Проснувшись, Лавиния спускается в кухню, ставит кипятиться воду для чая, открывает дверь, в которую тут же врываются кошки. Одна за другой они возлагают к ее ногам ночные дары: крошечного лесного мышонка со скрюченными застывшими лапками, будто он пытается натянуть на себя невидимое одеяло, выпавшего из гнезда птенца, у которого сквозь прозрачные веки угадываются выпученные глазки, стрекозу со стеклянными крыльями, длинную сосновую шишку. Затем они гордо, задрав хвост, шествуют к блюдцам с молоком, поставленным на пол специально для них. Она мягко ворчит на то, что они оказались такими ловкими охотниками, но в ее упреках им слышится похвала.
После завтрака — который не меняется годами: яйцо всмятку, ломтик хлеба без корки, домашний конфитюр, чашка чая — она заворачивает в носовой платок мышонка, птенца и стрекозу, в глубине сада копает три неглубокие ямки длиной в фут, кладет в каждую бренные останки и присыпает землей. Затем берет три саженца земляники, которые вырастила на кухне из семян, ожидая возможности пересадить, втыкает их в землю рядом с двумя десятками таких же маленьких холмиков — малиной, ежевикой, бузиной. Летом ее кладбище станет фруктовым садом. А осенью будет варенье на зиму.
~
Пришло время пересаживать и другие крошечные жизни, которые спали всю зиму, и вот теперь надо сначала похоронить их, чтобы потом разбудить. Как и в предыдущие годы, она положила семена в землю в середине марта, когда ночи были еще холодными, ей казалось, будто она исполняет некий магический ритуал: как из такого маленького зернышка может вырасти целое растение, стебель, цветы, стручки, плоды, новые зерна?
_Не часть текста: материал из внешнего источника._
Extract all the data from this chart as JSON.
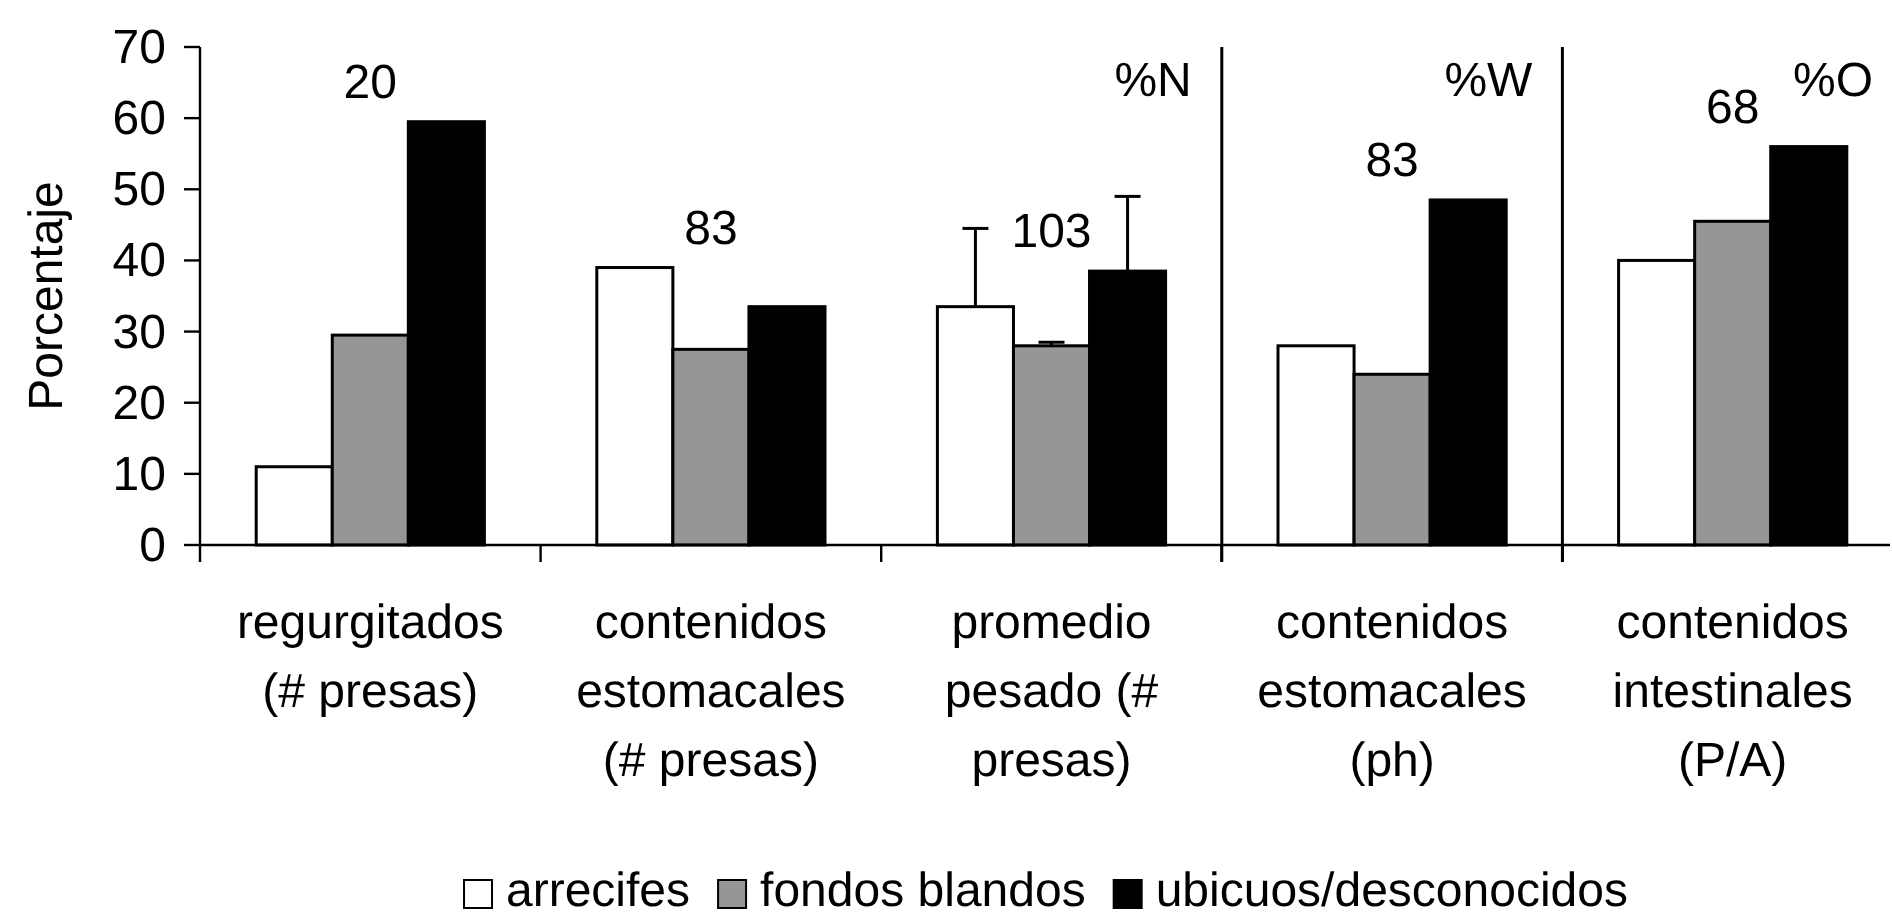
{
  "chart_data": [
    {
      "type": "bar",
      "title": "%N",
      "categories": [
        "regurgitados (# presas)",
        "contenidos estomacales (# presas)",
        "promedio pesado (# presas)"
      ],
      "series": [
        {
          "name": "arrecifes",
          "color": "#ffffff",
          "values": [
            11,
            39,
            33.5
          ],
          "errors": [
            null,
            null,
            [
              33.5,
              44.5
            ]
          ]
        },
        {
          "name": "fondos blandos",
          "color": "#969696",
          "values": [
            29.5,
            27.5,
            28
          ],
          "errors": [
            null,
            null,
            [
              28,
              28.5
            ]
          ]
        },
        {
          "name": "ubicuos/desconocidos",
          "color": "#000000",
          "values": [
            59.5,
            33.5,
            38.5
          ],
          "errors": [
            null,
            null,
            [
              38.5,
              49
            ]
          ]
        }
      ],
      "ylabel": "Porcentaje",
      "ylim": [
        0,
        70
      ],
      "yticks": [
        0,
        10,
        20,
        30,
        40,
        50,
        60,
        70
      ],
      "legend": "bottom",
      "annotations": [
        "20",
        "83",
        "103"
      ]
    },
    {
      "type": "bar",
      "title": "%W",
      "categories": [
        "contenidos estomacales (ph)"
      ],
      "series": [
        {
          "color": "#ffffff",
          "values": [
            28
          ]
        },
        {
          "color": "#969696",
          "values": [
            24
          ]
        },
        {
          "color": "#000000",
          "values": [
            48.5
          ]
        }
      ],
      "ylim": [
        0,
        70
      ],
      "tick_labels": "x",
      "annotations": [
        "83"
      ]
    },
    {
      "type": "bar",
      "title": "%O",
      "categories": [
        "contenidos intestinales (P/A)"
      ],
      "series": [
        {
          "color": "#ffffff",
          "values": [
            40
          ]
        },
        {
          "color": "#969696",
          "values": [
            45.5
          ]
        },
        {
          "color": "#000000",
          "values": [
            56
          ]
        }
      ],
      "ylim": [
        0,
        70
      ],
      "tick_labels": "x",
      "annotations": [
        "68"
      ]
    }
  ]
}
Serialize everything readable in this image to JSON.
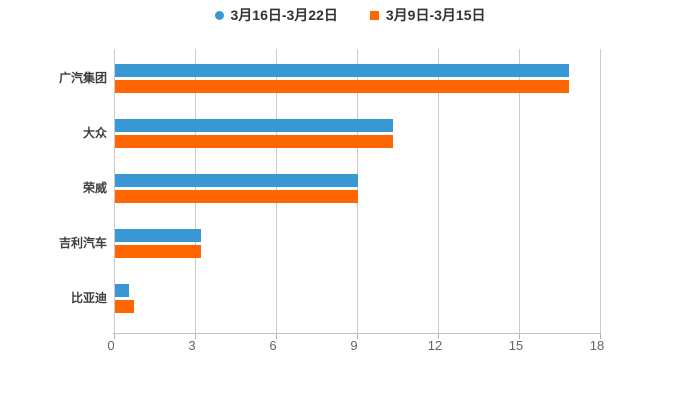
{
  "legend": {
    "items": [
      {
        "label": "3月16日-3月22日",
        "marker": "circle",
        "color": "#3898d4"
      },
      {
        "label": "3月9日-3月15日",
        "marker": "square",
        "color": "#ff6600"
      }
    ]
  },
  "chart_data": {
    "type": "bar",
    "orientation": "horizontal",
    "title": "",
    "xlabel": "",
    "ylabel": "",
    "categories": [
      "广汽集团",
      "大众",
      "荣威",
      "吉利汽车",
      "比亚迪"
    ],
    "series": [
      {
        "name": "3月16日-3月22日",
        "marker": "circle",
        "color": "#3898d4",
        "values": [
          16.8,
          10.3,
          9.0,
          3.2,
          0.5
        ]
      },
      {
        "name": "3月9日-3月15日",
        "marker": "square",
        "color": "#ff6600",
        "values": [
          16.8,
          10.3,
          9.0,
          3.2,
          0.7
        ]
      }
    ],
    "xticks": [
      0,
      3,
      6,
      9,
      12,
      15,
      18
    ],
    "xlim": [
      0,
      18
    ],
    "grid": "vertical",
    "legend_position": "top-center",
    "colors": {
      "gridline": "#cccccc",
      "axis_line": "#c3c3c3",
      "tick_label": "#666666",
      "category_label": "#3f3f3f",
      "legend_text": "#333333",
      "background": "#ffffff"
    }
  }
}
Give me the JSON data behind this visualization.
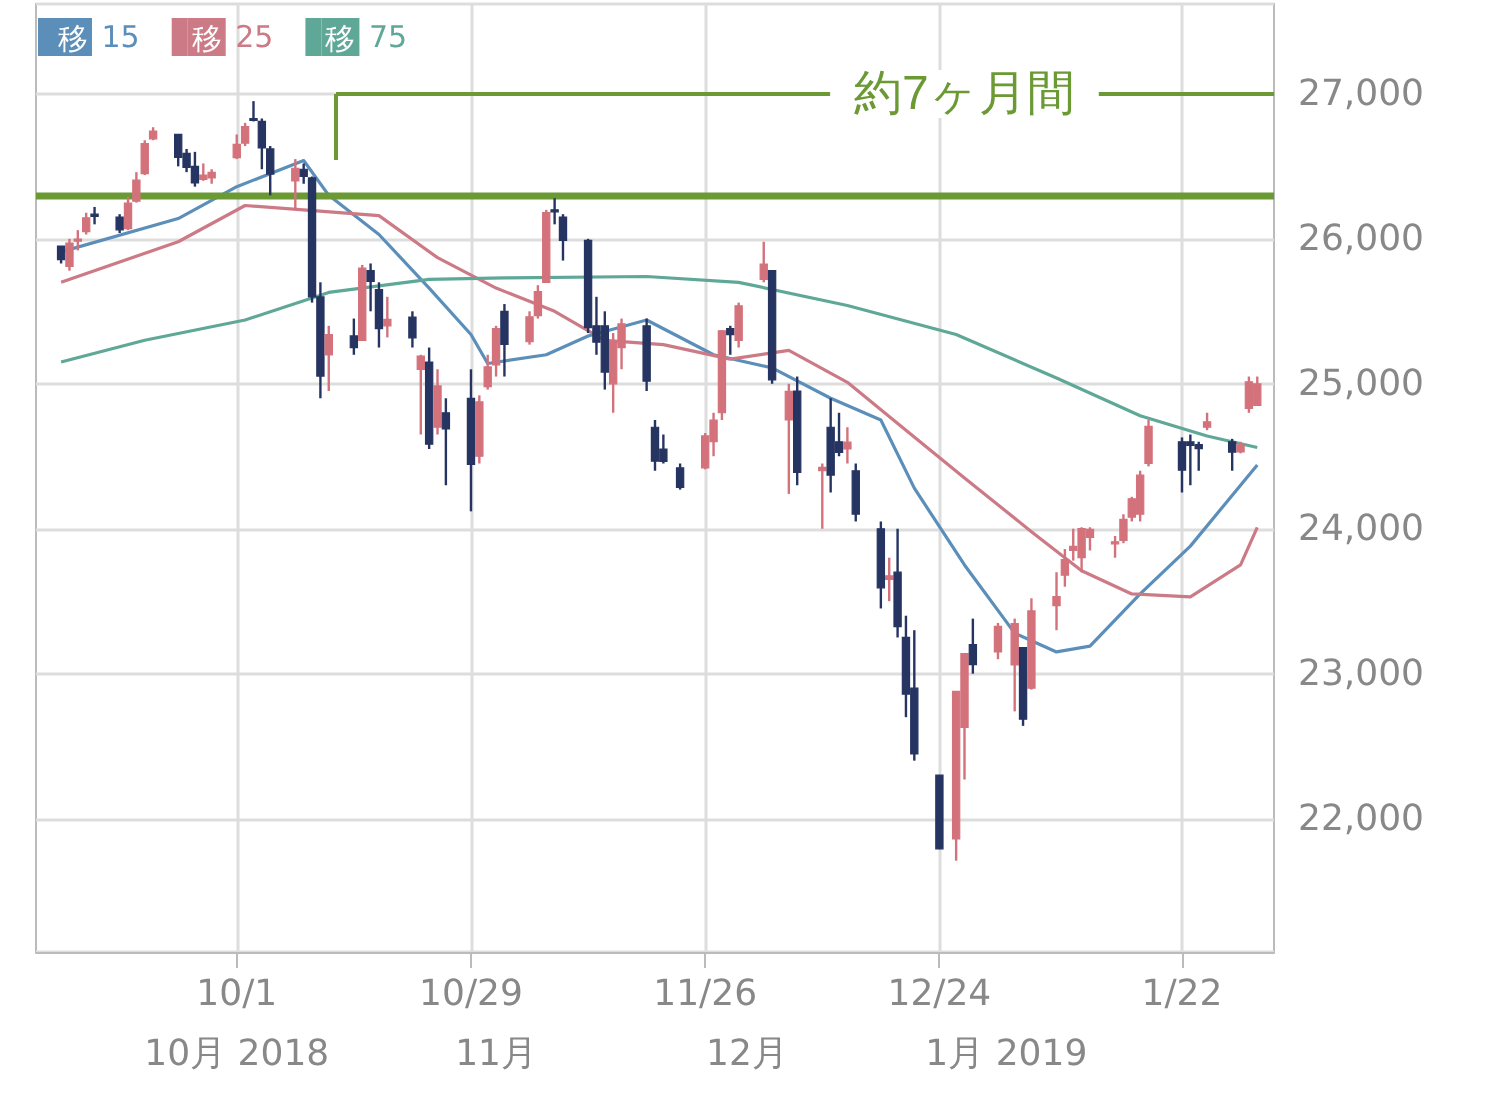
{
  "chart_data": {
    "type": "candlestick",
    "x": [
      "2018-09-10",
      "2018-09-11",
      "2018-09-12",
      "2018-09-13",
      "2018-09-14",
      "2018-09-17",
      "2018-09-18",
      "2018-09-19",
      "2018-09-20",
      "2018-09-21",
      "2018-09-24",
      "2018-09-25",
      "2018-09-26",
      "2018-09-27",
      "2018-09-28",
      "2018-10-01",
      "2018-10-02",
      "2018-10-03",
      "2018-10-04",
      "2018-10-05",
      "2018-10-08",
      "2018-10-09",
      "2018-10-10",
      "2018-10-11",
      "2018-10-12",
      "2018-10-15",
      "2018-10-16",
      "2018-10-17",
      "2018-10-18",
      "2018-10-19",
      "2018-10-22",
      "2018-10-23",
      "2018-10-24",
      "2018-10-25",
      "2018-10-26",
      "2018-10-29",
      "2018-10-30",
      "2018-10-31",
      "2018-11-01",
      "2018-11-02",
      "2018-11-05",
      "2018-11-06",
      "2018-11-07",
      "2018-11-08",
      "2018-11-09",
      "2018-11-12",
      "2018-11-13",
      "2018-11-14",
      "2018-11-15",
      "2018-11-16",
      "2018-11-19",
      "2018-11-20",
      "2018-11-21",
      "2018-11-23",
      "2018-11-26",
      "2018-11-27",
      "2018-11-28",
      "2018-11-29",
      "2018-11-30",
      "2018-12-03",
      "2018-12-04",
      "2018-12-06",
      "2018-12-07",
      "2018-12-10",
      "2018-12-11",
      "2018-12-12",
      "2018-12-13",
      "2018-12-14",
      "2018-12-17",
      "2018-12-18",
      "2018-12-19",
      "2018-12-20",
      "2018-12-21",
      "2018-12-24",
      "2018-12-26",
      "2018-12-27",
      "2018-12-28",
      "2018-12-31",
      "2019-01-02",
      "2019-01-03",
      "2019-01-04",
      "2019-01-07",
      "2019-01-08",
      "2019-01-09",
      "2019-01-10",
      "2019-01-11",
      "2019-01-14",
      "2019-01-15",
      "2019-01-16",
      "2019-01-17",
      "2019-01-18",
      "2019-01-22",
      "2019-01-23",
      "2019-01-24",
      "2019-01-25",
      "2019-01-28",
      "2019-01-29",
      "2019-01-30",
      "2019-01-31"
    ],
    "series": [
      {
        "colors": [
          "#263462",
          "#d4727c",
          "#d4727c",
          "#d4727c",
          "#263462",
          "#263462",
          "#d4727c",
          "#d4727c",
          "#d4727c",
          "#d4727c",
          "#263462",
          "#263462",
          "#263462",
          "#d4727c",
          "#d4727c",
          "#d4727c",
          "#d4727c",
          "#263462",
          "#263462",
          "#263462",
          "#d4727c",
          "#263462",
          "#263462",
          "#263462",
          "#d4727c",
          "#263462",
          "#d4727c",
          "#263462",
          "#263462",
          "#d4727c",
          "#263462",
          "#d4727c",
          "#263462",
          "#d4727c",
          "#263462",
          "#263462",
          "#d4727c",
          "#d4727c",
          "#d4727c",
          "#263462",
          "#d4727c",
          "#d4727c",
          "#d4727c",
          "#263462",
          "#263462",
          "#263462",
          "#263462",
          "#263462",
          "#d4727c",
          "#d4727c",
          "#263462",
          "#263462",
          "#263462",
          "#263462",
          "#d4727c",
          "#d4727c",
          "#d4727c",
          "#263462",
          "#d4727c",
          "#d4727c",
          "#263462",
          "#d4727c",
          "#263462",
          "#d4727c",
          "#263462",
          "#263462",
          "#d4727c",
          "#263462",
          "#263462",
          "#d4727c",
          "#263462",
          "#263462",
          "#263462",
          "#263462",
          "#d4727c",
          "#d4727c",
          "#263462",
          "#d4727c",
          "#d4727c",
          "#263462",
          "#d4727c",
          "#d4727c",
          "#d4727c",
          "#d4727c",
          "#d4727c",
          "#d4727c",
          "#d4727c",
          "#d4727c",
          "#d4727c",
          "#d4727c",
          "#d4727c",
          "#263462",
          "#263462",
          "#263462",
          "#d4727c",
          "#263462",
          "#d4727c",
          "#d4727c",
          "#d4727c"
        ],
        "ohlc": [
          [
            25950,
            25950,
            25830,
            25857
          ],
          [
            25810,
            26000,
            25780,
            25971
          ],
          [
            25990,
            26060,
            25920,
            25998
          ],
          [
            26050,
            26180,
            26030,
            26145
          ],
          [
            26170,
            26220,
            26100,
            26154
          ],
          [
            26150,
            26170,
            26040,
            26062
          ],
          [
            26070,
            26290,
            26060,
            26246
          ],
          [
            26260,
            26460,
            26250,
            26405
          ],
          [
            26450,
            26680,
            26440,
            26657
          ],
          [
            26690,
            26770,
            26680,
            26743
          ],
          [
            26720,
            26720,
            26500,
            26562
          ],
          [
            26590,
            26620,
            26460,
            26492
          ],
          [
            26500,
            26600,
            26360,
            26385
          ],
          [
            26410,
            26520,
            26400,
            26440
          ],
          [
            26420,
            26480,
            26380,
            26458
          ],
          [
            26560,
            26720,
            26550,
            26651
          ],
          [
            26660,
            26800,
            26640,
            26774
          ],
          [
            26830,
            26950,
            26810,
            26828
          ],
          [
            26810,
            26830,
            26480,
            26627
          ],
          [
            26620,
            26640,
            26300,
            26447
          ],
          [
            26400,
            26550,
            26200,
            26487
          ],
          [
            26480,
            26520,
            26380,
            26430
          ],
          [
            26420,
            26430,
            25560,
            25599
          ],
          [
            25600,
            25700,
            24900,
            25053
          ],
          [
            25200,
            25400,
            24950,
            25340
          ],
          [
            25330,
            25450,
            25200,
            25250
          ],
          [
            25300,
            25820,
            25300,
            25798
          ],
          [
            25780,
            25830,
            25500,
            25706
          ],
          [
            25650,
            25700,
            25250,
            25380
          ],
          [
            25400,
            25600,
            25320,
            25444
          ],
          [
            25460,
            25500,
            25250,
            25317
          ],
          [
            25100,
            25200,
            24650,
            25191
          ],
          [
            25150,
            25250,
            24550,
            24583
          ],
          [
            24700,
            25100,
            24650,
            24985
          ],
          [
            24800,
            24900,
            24300,
            24688
          ],
          [
            24900,
            25100,
            24120,
            24443
          ],
          [
            24500,
            24920,
            24450,
            24875
          ],
          [
            24980,
            25200,
            24960,
            25116
          ],
          [
            25130,
            25400,
            25050,
            25380
          ],
          [
            25500,
            25550,
            25050,
            25271
          ],
          [
            25290,
            25500,
            25270,
            25462
          ],
          [
            25470,
            25680,
            25450,
            25636
          ],
          [
            25700,
            26200,
            25700,
            26181
          ],
          [
            26200,
            26280,
            26100,
            26191
          ],
          [
            26150,
            26170,
            25850,
            25989
          ],
          [
            25990,
            26000,
            25350,
            25387
          ],
          [
            25400,
            25600,
            25200,
            25287
          ],
          [
            25400,
            25500,
            24960,
            25081
          ],
          [
            25000,
            25350,
            24800,
            25290
          ],
          [
            25250,
            25450,
            25100,
            25413
          ],
          [
            25400,
            25450,
            24950,
            25018
          ],
          [
            24700,
            24750,
            24400,
            24466
          ],
          [
            24550,
            24650,
            24450,
            24464
          ],
          [
            24420,
            24450,
            24270,
            24286
          ],
          [
            24420,
            24660,
            24410,
            24640
          ],
          [
            24600,
            24800,
            24500,
            24749
          ],
          [
            24800,
            25370,
            24750,
            25366
          ],
          [
            25380,
            25400,
            25200,
            25339
          ],
          [
            25300,
            25560,
            25250,
            25538
          ],
          [
            25720,
            25980,
            25700,
            25826
          ],
          [
            25780,
            25780,
            25000,
            25027
          ],
          [
            24750,
            25000,
            24240,
            24947
          ],
          [
            24950,
            25050,
            24300,
            24389
          ],
          [
            24400,
            24450,
            24000,
            24423
          ],
          [
            24700,
            24900,
            24250,
            24370
          ],
          [
            24600,
            24800,
            24500,
            24527
          ],
          [
            24550,
            24700,
            24450,
            24597
          ],
          [
            24400,
            24450,
            24050,
            24101
          ],
          [
            24000,
            24050,
            23450,
            23592
          ],
          [
            23650,
            23800,
            23500,
            23675
          ],
          [
            23700,
            24000,
            23250,
            23324
          ],
          [
            23250,
            23400,
            22700,
            22859
          ],
          [
            22900,
            23300,
            22400,
            22446
          ],
          [
            22300,
            22300,
            21790,
            21792
          ],
          [
            21860,
            22880,
            21710,
            22878
          ],
          [
            22630,
            23140,
            22270,
            23139
          ],
          [
            23200,
            23380,
            23000,
            23062
          ],
          [
            23150,
            23350,
            23100,
            23327
          ],
          [
            23060,
            23380,
            22740,
            23346
          ],
          [
            23180,
            23180,
            22640,
            22686
          ],
          [
            22900,
            23520,
            22890,
            23433
          ],
          [
            23470,
            23700,
            23300,
            23531
          ],
          [
            23680,
            23860,
            23600,
            23787
          ],
          [
            23850,
            24000,
            23780,
            23879
          ],
          [
            23800,
            24010,
            23700,
            24001
          ],
          [
            23940,
            24010,
            23850,
            23996
          ],
          [
            23900,
            23950,
            23800,
            23910
          ],
          [
            23920,
            24100,
            23900,
            24065
          ],
          [
            24080,
            24220,
            24050,
            24207
          ],
          [
            24100,
            24400,
            24050,
            24370
          ],
          [
            24450,
            24750,
            24430,
            24706
          ],
          [
            24600,
            24630,
            24250,
            24404
          ],
          [
            24600,
            24650,
            24300,
            24575
          ],
          [
            24580,
            24600,
            24400,
            24553
          ],
          [
            24700,
            24800,
            24680,
            24737
          ],
          [
            24600,
            24620,
            24400,
            24528
          ],
          [
            24530,
            24600,
            24520,
            24579
          ],
          [
            24830,
            25050,
            24800,
            25014
          ],
          [
            24850,
            25050,
            24850,
            24999
          ]
        ]
      },
      {
        "type": "line",
        "name": "移 15",
        "color": "#5b8fba",
        "x": [
          "2018-09-10",
          "2018-09-24",
          "2018-10-01",
          "2018-10-09",
          "2018-10-12",
          "2018-10-18",
          "2018-10-24",
          "2018-10-29",
          "2018-10-31",
          "2018-11-07",
          "2018-11-12",
          "2018-11-19",
          "2018-11-27",
          "2018-12-04",
          "2018-12-11",
          "2018-12-17",
          "2018-12-21",
          "2018-12-27",
          "2019-01-02",
          "2019-01-07",
          "2019-01-11",
          "2019-01-17",
          "2019-01-23",
          "2019-01-31"
        ],
        "values": [
          25910,
          26140,
          26360,
          26540,
          26300,
          26030,
          25660,
          25340,
          25140,
          25200,
          25330,
          25440,
          25200,
          25110,
          24900,
          24750,
          24280,
          23750,
          23280,
          23150,
          23190,
          23550,
          23880,
          24440
        ]
      },
      {
        "type": "line",
        "name": "移 25",
        "color": "#cc7a86",
        "x": [
          "2018-09-10",
          "2018-09-24",
          "2018-10-02",
          "2018-10-10",
          "2018-10-18",
          "2018-10-25",
          "2018-11-01",
          "2018-11-08",
          "2018-11-14",
          "2018-11-21",
          "2018-11-29",
          "2018-12-06",
          "2018-12-13",
          "2018-12-20",
          "2018-12-27",
          "2019-01-04",
          "2019-01-10",
          "2019-01-16",
          "2019-01-23",
          "2019-01-29",
          "2019-01-31"
        ],
        "values": [
          25700,
          25980,
          26230,
          null,
          26160,
          25870,
          25660,
          25500,
          25300,
          25270,
          25170,
          25230,
          25010,
          24680,
          24350,
          23980,
          23710,
          23550,
          23530,
          23750,
          24010
        ]
      },
      {
        "type": "line",
        "name": "移 75",
        "color": "#5fa898",
        "x": [
          "2018-09-10",
          "2018-09-20",
          "2018-10-02",
          "2018-10-12",
          "2018-10-24",
          "2018-11-02",
          "2018-11-19",
          "2018-11-30",
          "2018-12-13",
          "2018-12-26",
          "2019-01-07",
          "2019-01-17",
          "2019-01-25",
          "2019-01-31"
        ],
        "values": [
          25150,
          25300,
          25440,
          25630,
          25720,
          25730,
          25740,
          25700,
          25540,
          25340,
          25040,
          24780,
          24640,
          24560
        ]
      }
    ],
    "xlim": [
      "2018-09-07",
      "2019-02-02"
    ],
    "xticks": [
      {
        "value": "2018-10-01",
        "label": "10/1"
      },
      {
        "value": "2018-10-29",
        "label": "10/29"
      },
      {
        "value": "2018-11-26",
        "label": "11/26"
      },
      {
        "value": "2018-12-24",
        "label": "12/24"
      },
      {
        "value": "2019-01-22",
        "label": "1/22"
      }
    ],
    "x2lim": [
      "2018-09-07",
      "2019-02-02"
    ],
    "x2ticks": [
      {
        "value": "2018-10-01",
        "label": "10月 2018"
      },
      {
        "value": "2018-11-01",
        "label": "11月"
      },
      {
        "value": "2018-12-01",
        "label": "12月"
      },
      {
        "value": "2019-01-01",
        "label": "1月 2019"
      }
    ],
    "ylim": [
      21080,
      27620
    ],
    "yticks": [
      {
        "value": 22000,
        "label": "22,000"
      },
      {
        "value": 23000,
        "label": "23,000"
      },
      {
        "value": 24000,
        "label": "24,000"
      },
      {
        "value": 25000,
        "label": "25,000"
      },
      {
        "value": 26000,
        "label": "26,000"
      },
      {
        "value": 27000,
        "label": "27,000"
      }
    ],
    "ref_lines": [
      {
        "axis": "y",
        "value": 26300,
        "color": "#6b9a35"
      }
    ],
    "annotations": [
      "約7ヶ月間"
    ],
    "grid": true,
    "legend": "top left",
    "marker": "none",
    "line_style": "solid"
  }
}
Говорят, Господь Бог сумел накормить пять тысяч человек пятью хлебами и двумя рыбами. Лавиния далеко не всегда постигала тайны Евангелия, но если бы ей дали пять зерен и достаточно времени, она тоже смогла бы насытить пять тысяч голодных.
Она заходит в стеклянную теплицу, где сначала мать, а потом и сестра долгие годы выращивали орхидеи, среди выживших цветов она воткнула в землю свои семена. Она попросила служанку заходить сюда не чаще раза в неделю, чтобы поливать и подстригать растения, словно не желая лишний раз тревожить глубокий сон этих созданий. Когда она переступает порог, кошки следуют за ней, они подозрительно втягивают ноздрями воздух, потом обгоняют и, мурлыча, вытягиваются на солнце, волнами льющемся через стеклянные перегородки.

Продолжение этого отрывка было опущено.